No verão brasileiro Ana já havia apaixonado-se perdidamente pelo surfista de bermudão azul surrado que sempre visitava a praia próxima a sua casa. No ano em que ele não apareceu, a estudante, até então preparando-se para o vestibular, caiu de amores por outra cor: o vermelho da sunga de um salva-vidas por quem ela não hesitaria em se afogar até descobrir, antes da estação terminar, que ele era casado.

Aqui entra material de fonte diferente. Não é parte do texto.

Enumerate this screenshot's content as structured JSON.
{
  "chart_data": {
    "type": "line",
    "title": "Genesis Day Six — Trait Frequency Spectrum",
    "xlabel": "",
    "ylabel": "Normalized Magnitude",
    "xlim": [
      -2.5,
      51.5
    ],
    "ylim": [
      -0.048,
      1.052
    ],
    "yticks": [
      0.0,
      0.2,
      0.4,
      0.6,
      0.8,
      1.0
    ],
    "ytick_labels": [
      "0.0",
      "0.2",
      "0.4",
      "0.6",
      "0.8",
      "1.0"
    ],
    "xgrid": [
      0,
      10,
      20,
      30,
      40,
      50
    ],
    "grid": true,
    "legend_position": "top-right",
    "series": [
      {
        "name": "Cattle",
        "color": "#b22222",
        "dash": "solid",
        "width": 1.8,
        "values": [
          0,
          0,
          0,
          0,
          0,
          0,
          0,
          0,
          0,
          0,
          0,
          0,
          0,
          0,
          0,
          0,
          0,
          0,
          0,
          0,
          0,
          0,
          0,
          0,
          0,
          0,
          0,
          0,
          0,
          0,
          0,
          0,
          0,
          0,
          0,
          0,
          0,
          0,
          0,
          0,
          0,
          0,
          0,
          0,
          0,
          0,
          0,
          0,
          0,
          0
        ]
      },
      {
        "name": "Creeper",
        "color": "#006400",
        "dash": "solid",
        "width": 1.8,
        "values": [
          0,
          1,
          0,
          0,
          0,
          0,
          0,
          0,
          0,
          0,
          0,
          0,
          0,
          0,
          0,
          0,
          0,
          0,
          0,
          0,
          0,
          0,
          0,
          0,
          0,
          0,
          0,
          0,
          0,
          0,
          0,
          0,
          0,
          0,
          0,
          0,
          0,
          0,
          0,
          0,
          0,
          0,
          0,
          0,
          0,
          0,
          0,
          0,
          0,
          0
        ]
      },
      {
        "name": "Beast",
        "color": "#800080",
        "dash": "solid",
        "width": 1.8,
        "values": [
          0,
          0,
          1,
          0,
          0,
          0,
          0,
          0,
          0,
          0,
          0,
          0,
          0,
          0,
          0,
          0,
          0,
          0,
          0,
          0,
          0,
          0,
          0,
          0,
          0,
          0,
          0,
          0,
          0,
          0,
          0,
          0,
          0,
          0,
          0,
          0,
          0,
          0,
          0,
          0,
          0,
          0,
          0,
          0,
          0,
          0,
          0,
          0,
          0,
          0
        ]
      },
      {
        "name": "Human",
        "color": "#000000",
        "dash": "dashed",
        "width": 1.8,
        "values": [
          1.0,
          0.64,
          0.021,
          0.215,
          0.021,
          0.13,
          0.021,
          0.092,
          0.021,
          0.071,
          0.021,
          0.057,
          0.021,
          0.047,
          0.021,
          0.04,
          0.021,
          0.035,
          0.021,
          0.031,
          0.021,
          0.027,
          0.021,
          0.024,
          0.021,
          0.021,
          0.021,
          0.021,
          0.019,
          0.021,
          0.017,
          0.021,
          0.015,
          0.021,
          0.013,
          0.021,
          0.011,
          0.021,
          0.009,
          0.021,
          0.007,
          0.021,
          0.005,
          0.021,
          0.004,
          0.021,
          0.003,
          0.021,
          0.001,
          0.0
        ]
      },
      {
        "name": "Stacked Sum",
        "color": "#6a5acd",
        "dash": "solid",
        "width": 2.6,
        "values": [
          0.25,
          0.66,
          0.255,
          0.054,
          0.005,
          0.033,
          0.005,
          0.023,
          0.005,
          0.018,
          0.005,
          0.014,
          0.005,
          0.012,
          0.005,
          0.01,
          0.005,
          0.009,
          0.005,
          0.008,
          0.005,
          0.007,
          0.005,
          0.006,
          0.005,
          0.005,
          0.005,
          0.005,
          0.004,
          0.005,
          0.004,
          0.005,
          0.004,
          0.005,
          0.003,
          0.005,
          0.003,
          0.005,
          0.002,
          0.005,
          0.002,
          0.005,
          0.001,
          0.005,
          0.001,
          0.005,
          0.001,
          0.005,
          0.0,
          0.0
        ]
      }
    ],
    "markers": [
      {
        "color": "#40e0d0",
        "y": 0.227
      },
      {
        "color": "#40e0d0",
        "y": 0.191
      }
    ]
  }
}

Com temperatura bem menos agradável que a ensolarada praia da sua adolescência – e uma vista que dava apenas para uma parede suja – Ana descobriu outro tipo de amores de estação na Inglaterra: Os amores das estações do metrô londrino.
Foi entre Piccadilly e Green Park, na área central, que ela ficou hipnotizada pelo executivo de terno e gravata lendo Nietszche numa manhã de maio. Dois meses depois, na Central Line, ela apaixonaria-se pelo roqueiro de calça rasgada na altura do joelho que a presenteou em pleno underground com um “Você é linda!”, escrito no verso do mapa do metrô. Ele deu um sorriso e sumiu na multidão. Nunca mais se viram.
Todos os dias, Marias, Anas, Joãos, Kathelens, Sofias, Richards, Dayses e mais 1 milhão de pessoas esbarram-se em uma das 15 linhas do metrô de Londres. Gente que lê, que tem pressa, que está com problemas, que ouve música ou lixa as unhas enquanto o vagão sacode em direção à algum ponto da cidade. Às vezes, por mais incrível que pareça, eles lembram que são humanos e arriscam olhar para o lado. Então descobrem, acidentalmente, mulheres lindas, homens solteiros … e um monte de Anas, Joãos, Kathelens, Sofias, Richards, Dayses e outras tribos que, por acidente, ainda não encontraram a sua “metade-da-laranja”.
Às vezes distraída e às vezes tão preocupada em identificar um novo amor, Ana não percebeu que em pé, próximo à porta, um rapaz de cabelo espetado e jaqueta jeans tentara em vão chamar a sua atenção. Ela então checou o mapa impresso no teto do vagão e levantou-se para deixar a District Line em Earl’s Court, já na borda da zona 2, onde teria que caminhar 10 minutos até chegar ao trabalho. E Ana apaixonou-se outras vezes, em outras linhas indo para outros lados.
Até hoje, quando desce as escadas rolantes de alguma estação, o rapaz de jaqueta jeans espera encontrar novamente a estudante de pele morena e, quem sabe, ter coragem de enviar uma mensagem escrita num mapa de underground ou verso de travel card.
Todos os dias, quando caminha para o metrô mais próximo, Ana promete a si mesma dar mais valor a próxima mensagem que cair em suas mãos, e não deixar que o amor passe batido quando o vagão estacionar na próxima estação.